KJohnson Posted September 3, 2003 Posted September 3, 2003 Attorney B is correct. 1.401(k)-1(a)(3)(B)(ii) deferrals must be after the later of the date that the employer adopts the 401(k) plan or the date the plan becomes effective. Here even if you have a 1/1/2003 effective date the employer did not adopt the plan until 9/3/2003.

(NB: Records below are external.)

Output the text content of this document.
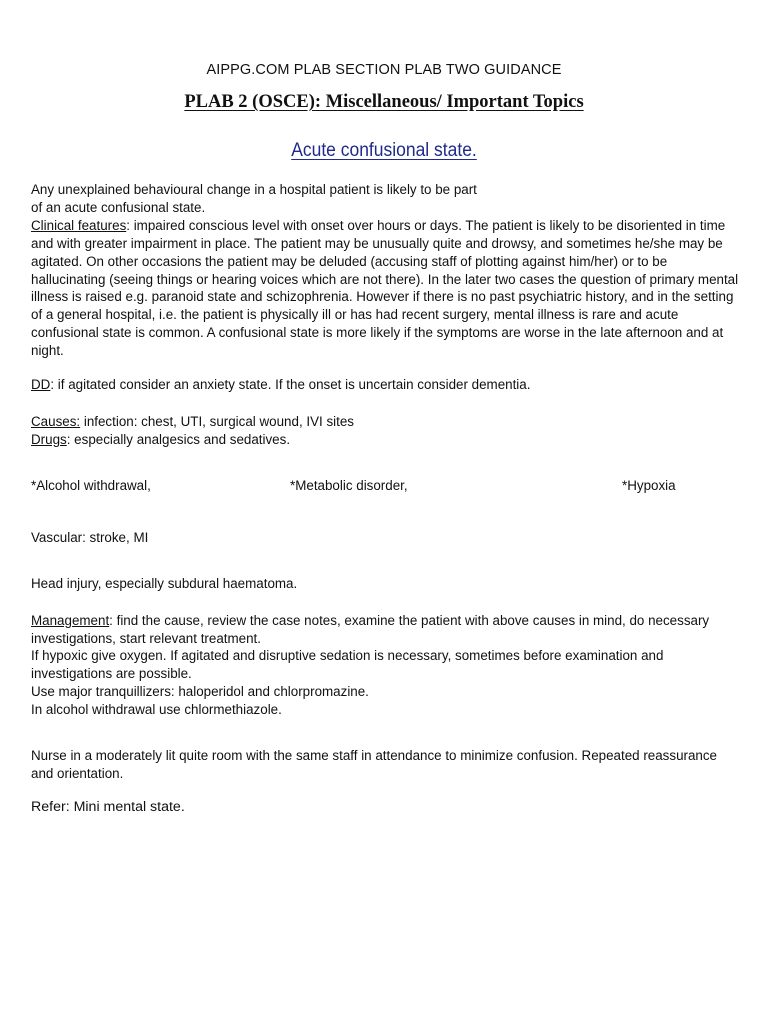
AIPPG.COM PLAB SECTION PLAB TWO GUIDANCE
PLAB 2 (OSCE): Miscellaneous/ Important Topics
Acute confusional state.

Any unexplained behavioural change in a hospital patient is likely to be part
of an acute confusional state.

Clinical features: impaired conscious level with onset over hours or days. The patient is likely to be disoriented in time and with greater impairment in place. The patient may be unusually quite and drowsy, and sometimes he/she may be agitated. On other occasions the patient may be deluded (accusing staff of plotting against him/her) or to be hallucinating (seeing things or hearing voices which are not there). In the later two cases the question of primary mental illness is raised e.g. paranoid state and schizophrenia. However if there is no past psychiatric history, and in the setting of a general hospital, i.e. the patient is physically ill or has had recent surgery, mental illness is rare and acute confusional state is common. A confusional state is more likely if the symptoms are worse in the late afternoon and at night.

DD: if agitated consider an anxiety state. If the onset is uncertain consider dementia.

Causes: infection: chest, UTI, surgical wound, IVI sites
Drugs: especially analgesics and sedatives.

*Alcohol withdrawal,	*Metabolic disorder,	*Hypoxia

Vascular: stroke, MI

Head injury, especially subdural haematoma.

Management: find the cause, review the case notes, examine the patient with above causes in mind, do necessary investigations, start relevant treatment.
If hypoxic give oxygen. If agitated and disruptive sedation is necessary, sometimes before examination and investigations are possible.
Use major tranquillizers: haloperidol and chlorpromazine.
In alcohol withdrawal use chlormethiazole.

Nurse in a moderately lit quite room with the same staff in attendance to minimize confusion. Repeated reassurance and orientation.

Refer: Mini mental state.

mbozek Posted September 3, 2003 Posted September 3, 2003 Ther are several issues regarding the date the plan was adopted. There is authority for plan adoption when a valid trust is established by year end even if the plan is not signed until a later date since the plan can be expressed in more than one written document. See Rev. Rul 81-114. The reg refers to adoption of the 401(k) "arrangement" which is a broader concept then the term plan. Second if the plan was established by board resolution, the board resolution could constitute authority for adoption of the plan and the signing of the plan would be a ministerial event. Obviously the IRS want 401(k) plans to be adopted before any deferrals by salary reduction. mjb
Guest Bud Posted September 3, 2003 Posted September 3, 2003 I agree with Attorney B and KJohnson. - Attorney C
Guest jashendo Posted September 3, 2003 Posted September 3, 2003 Attorney D, here. Ditto. The "plan must be adopted by year-end" rule (e.g., 81-114) is a deduction rule; here the question is not whether the employer is entitled to claim a deduction under section 404 for 2003 contributions. The question is whether the "elective deferrals" made by employees in, say, January, are excludable from their income (and excludable from wages subject to withholding, etc.). That's a whole different question. The deferral elections are being made with respect to amounts that would, but for the elections, have been "currently available" to the employees prior to the employer's adoption of the CODA (which, although different from "the plan", must be a part of "the plan").